引き受けることにしたのは、「万博をなぜやらなければならないのか」という問いに対する、自分なりの理由を見つけたからです。それがすなわち「万博は未来について責任を持って考える場だ」というものです。

先ほども申し上げたように、万博は、単に新しい技術を見るための場ではなくて、「未来についてみんなで考える」場なんだと思います。

なぜみんなが集まらなければならないのか。なぜテクノロジーを展示しなければならないのか。それはみんなで議論して未来を創りたいからだと思います。
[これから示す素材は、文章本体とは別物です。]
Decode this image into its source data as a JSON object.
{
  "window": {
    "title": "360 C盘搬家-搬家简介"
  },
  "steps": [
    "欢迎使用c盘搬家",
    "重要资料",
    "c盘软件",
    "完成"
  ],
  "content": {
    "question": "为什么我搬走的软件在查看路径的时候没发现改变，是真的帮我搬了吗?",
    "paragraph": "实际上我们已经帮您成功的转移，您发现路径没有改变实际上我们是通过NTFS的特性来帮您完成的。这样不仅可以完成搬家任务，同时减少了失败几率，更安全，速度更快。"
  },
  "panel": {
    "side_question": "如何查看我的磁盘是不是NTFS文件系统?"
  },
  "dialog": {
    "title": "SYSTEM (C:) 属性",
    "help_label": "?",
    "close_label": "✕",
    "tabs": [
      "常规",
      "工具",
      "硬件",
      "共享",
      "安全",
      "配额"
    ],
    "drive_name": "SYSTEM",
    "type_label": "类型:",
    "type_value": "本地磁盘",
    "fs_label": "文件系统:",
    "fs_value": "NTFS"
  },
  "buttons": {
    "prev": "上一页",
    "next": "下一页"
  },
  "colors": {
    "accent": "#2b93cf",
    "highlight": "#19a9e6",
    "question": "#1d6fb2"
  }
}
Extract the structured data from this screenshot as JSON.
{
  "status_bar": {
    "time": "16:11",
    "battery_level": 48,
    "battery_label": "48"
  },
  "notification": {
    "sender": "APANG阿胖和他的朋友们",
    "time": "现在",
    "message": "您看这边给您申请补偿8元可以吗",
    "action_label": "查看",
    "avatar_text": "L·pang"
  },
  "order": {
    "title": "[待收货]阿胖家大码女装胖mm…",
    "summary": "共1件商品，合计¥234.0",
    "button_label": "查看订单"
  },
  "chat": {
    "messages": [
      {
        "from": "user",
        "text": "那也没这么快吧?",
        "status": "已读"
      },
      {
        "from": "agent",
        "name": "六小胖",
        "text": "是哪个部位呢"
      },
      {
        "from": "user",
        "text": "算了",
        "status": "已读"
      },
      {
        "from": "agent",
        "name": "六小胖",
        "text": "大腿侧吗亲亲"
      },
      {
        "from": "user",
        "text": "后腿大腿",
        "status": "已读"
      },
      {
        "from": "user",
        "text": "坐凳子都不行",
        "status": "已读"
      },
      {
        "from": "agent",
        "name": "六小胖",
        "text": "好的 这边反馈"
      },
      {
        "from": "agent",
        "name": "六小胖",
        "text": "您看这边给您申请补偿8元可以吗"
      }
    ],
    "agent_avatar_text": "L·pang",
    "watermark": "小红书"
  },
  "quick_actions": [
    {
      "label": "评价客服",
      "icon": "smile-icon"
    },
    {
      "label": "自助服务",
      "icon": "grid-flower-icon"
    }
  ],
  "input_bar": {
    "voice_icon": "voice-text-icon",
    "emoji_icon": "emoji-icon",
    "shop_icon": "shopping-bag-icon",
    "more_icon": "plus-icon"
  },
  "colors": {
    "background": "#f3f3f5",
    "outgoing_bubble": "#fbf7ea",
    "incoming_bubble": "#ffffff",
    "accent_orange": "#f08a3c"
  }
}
万博のテーマは「いのち輝く未来社会のデザイン」。未来社会を「デザイン」するのは、私たち一人ひとりなのです。

50年後の未来の暮らし

━━実際に体験するのが楽しみになりました。ですが、パビリオンを作る間にもこれだけAIなどの技術が進化していたわけですから、制作はさぞ大変だったのではないかと思います。

パビリオンのメイン展示では、50年後の未来の社会や暮らしを描いています。ここ数年の最先端技術の進展というより、もっと長いスパンでの技術の進化を捉えて、未来の生活における一つのシナリオを作っています。

シナリオの中には、共創企業と約3年に渡って議論し、考えた「未来のプロダクト」が散りばめられています。人間がアンドロイドと共存し、高度なテクノロジーを用いたさまざまなプロダクトを活用しながらいきいきと暮らす日々を、来館者はシナリオの中に入り込むことによって追体験できます。

ぜひ楽しんでもらい、未来について考えるきっかけにしていただきたいと思います。